Et si elle avait eu un éclair de lucidité ? Et si son instinct de survie lui aurait conseillé de rebrousser chemin ?
Aucun nouveau message sur son téléphone depuis cet après midi... Alors il l'attendait, sagement embusqué, en train de vider un paquet de clopes en guise de couverture.
Les minutes s'égrenaient dans sa tête au rythme de son cœur déchaîné.
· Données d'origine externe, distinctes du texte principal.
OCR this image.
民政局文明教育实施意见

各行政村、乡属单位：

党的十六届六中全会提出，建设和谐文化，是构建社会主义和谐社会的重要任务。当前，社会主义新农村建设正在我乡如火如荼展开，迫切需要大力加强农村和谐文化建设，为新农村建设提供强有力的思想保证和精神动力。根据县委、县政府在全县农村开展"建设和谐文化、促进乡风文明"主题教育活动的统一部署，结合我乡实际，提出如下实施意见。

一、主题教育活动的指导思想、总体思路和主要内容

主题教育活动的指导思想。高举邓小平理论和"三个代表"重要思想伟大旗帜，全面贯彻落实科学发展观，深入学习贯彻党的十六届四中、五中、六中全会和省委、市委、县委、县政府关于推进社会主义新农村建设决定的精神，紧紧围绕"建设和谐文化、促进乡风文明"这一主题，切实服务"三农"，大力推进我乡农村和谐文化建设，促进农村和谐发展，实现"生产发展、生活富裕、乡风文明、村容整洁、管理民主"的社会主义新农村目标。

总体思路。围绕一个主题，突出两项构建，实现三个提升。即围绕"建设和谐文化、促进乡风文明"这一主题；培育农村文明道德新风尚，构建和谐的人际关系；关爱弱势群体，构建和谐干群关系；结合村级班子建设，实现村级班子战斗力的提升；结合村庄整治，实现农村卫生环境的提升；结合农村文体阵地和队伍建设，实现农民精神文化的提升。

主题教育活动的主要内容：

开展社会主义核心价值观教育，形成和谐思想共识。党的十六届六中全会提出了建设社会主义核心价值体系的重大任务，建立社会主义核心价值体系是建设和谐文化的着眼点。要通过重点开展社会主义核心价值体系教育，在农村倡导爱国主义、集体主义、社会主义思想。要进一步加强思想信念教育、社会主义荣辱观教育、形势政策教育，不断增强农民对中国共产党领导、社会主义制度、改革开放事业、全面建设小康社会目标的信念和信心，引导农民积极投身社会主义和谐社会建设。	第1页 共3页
Plus que la nicotine, il tâchait d'expirer toute l'adrénaline qui lui montait au cerveau dangereusement. Ce n'était pas le moment de se laisser aller, pas encore. Il allait falloir être fort, rusé ; mauvais peut être. Focalisé sur son objectif, il passa outre les regards des passants posés sur lui. Il ignorait s'il s'agissait là de curiosité face à cet homme seul, fumant cigarette sur cigarette depuis maintenant 18 minutes, ou bien simplement de l'intérêt face à sa silhouette familière. Sûrement un peu des deux.
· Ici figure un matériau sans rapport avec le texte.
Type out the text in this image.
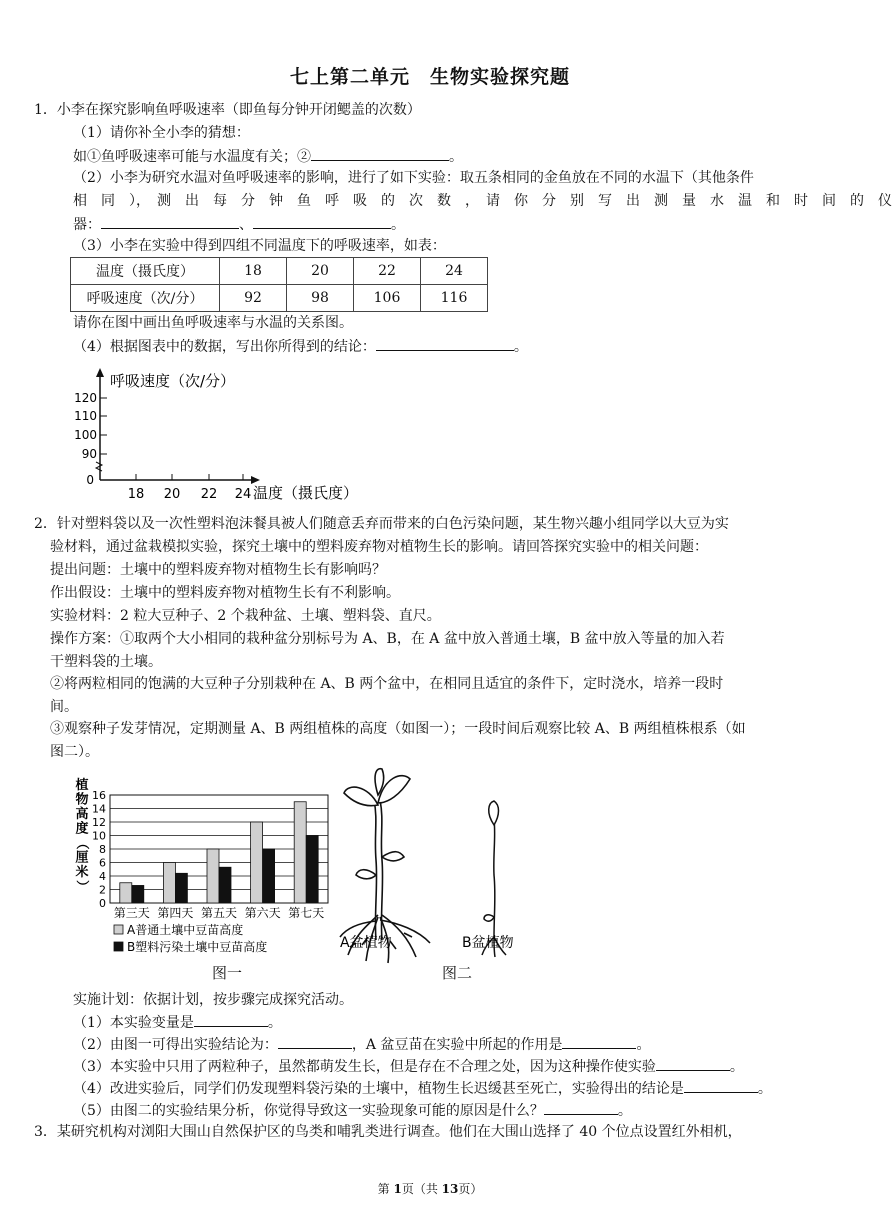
七上第二单元　生物实验探究题
1．小李在探究影响鱼呼吸速率（即鱼每分钟开闭鳃盖的次数）
（1）请你补全小李的猜想：
如①鱼呼吸速率可能与水温度有关；②	。
（2）小李为研究水温对鱼呼吸速率的影响，进行了如下实验：取五条相同的金鱼放在不同的水温下（其他条件
相　同　），　测　出　每　分　钟　鱼　呼　吸　的　次　数　，　请　你　分　别　写　出　测　量　水　温　和　时　间　的　仪
器：	、	。
（3）小李在实验中得到四组不同温度下的呼吸速率，如表：
温度（摄氏度）	18	20	22	24
呼吸速度（次/分）	92	98	106	116
请你在图中画出鱼呼吸速率与水温的关系图。
（4）根据图表中的数据，写出你所得到的结论：	。
呼吸速度（次/分）
120
110
100
90
0
18 20 22 24 温度（摄氏度）
2．针对塑料袋以及一次性塑料泡沫餐具被人们随意丢弃而带来的白色污染问题，某生物兴趣小组同学以大豆为实
验材料，通过盆栽模拟实验，探究土壤中的塑料废弃物对植物生长的影响。请回答探究实验中的相关问题：
提出问题：土壤中的塑料废弃物对植物生长有影响吗？
作出假设：土壤中的塑料废弃物对植物生长有不利影响。
实验材料：2 粒大豆种子、2 个栽种盆、土壤、塑料袋、直尺。
操作方案：①取两个大小相同的栽种盆分别标号为 A、B，在 A 盆中放入普通土壤，B 盆中放入等量的加入若
干塑料袋的土壤。
②将两粒相同的饱满的大豆种子分别栽种在 A、B 两个盆中，在相同且适宜的条件下，定时浇水，培养一段时
间。
③观察种子发芽情况，定期测量 A、B 两组植株的高度（如图一）；一段时间后观察比较 A、B 两组植株根系（如
图二）。
0
2
4
6
8
10
12
14
16
第三天 第四天 第五天 第六天 第七天
植
物
高
度
（
厘
米
）
A普通土壤中豆苗高度
B塑料污染土壤中豆苗高度
图一
A盆植物	B盆植物
图二
实施计划：依据计划，按步骤完成探究活动。
（1）本实验变量是	。
（2）由图一可得出实验结论为：	，A 盆豆苗在实验中所起的作用是	。
（3）本实验中只用了两粒种子，虽然都萌发生长，但是存在不合理之处，因为这种操作使实验	。
（4）改进实验后，同学们仍发现塑料袋污染的土壤中，植物生长迟缓甚至死亡，实验得出的结论是	。
（5）由图二的实验结果分析，你觉得导致这一实验现象可能的原因是什么？	。
3．某研究机构对浏阳大围山自然保护区的鸟类和哺乳类进行调查。他们在大围山选择了 40 个位点设置红外相机，
第 1页（共 13页）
20h20. Son téléphone vibra dans la poche arrière de son jean.
« Bonsoir Giulian, je sors du métro. J'arrive ».
Putain. Elle arrivait. Elle.
Le supplice atteignait son apogée. Déjà, il pouvait imaginer son parfum. Elle avait toujours porté le même. Dans moins d'une minute elle serait à son niveau. Sa respiration s'emballait. Il sortit une nouvelle cigarette. A peine une minute plus tard et il eut un contact visuel. Elle marchait droit devant, les mains dans les poches de son trois quarts gris, suivie de ses longs cheveux noirs qui flottaient derrière elle.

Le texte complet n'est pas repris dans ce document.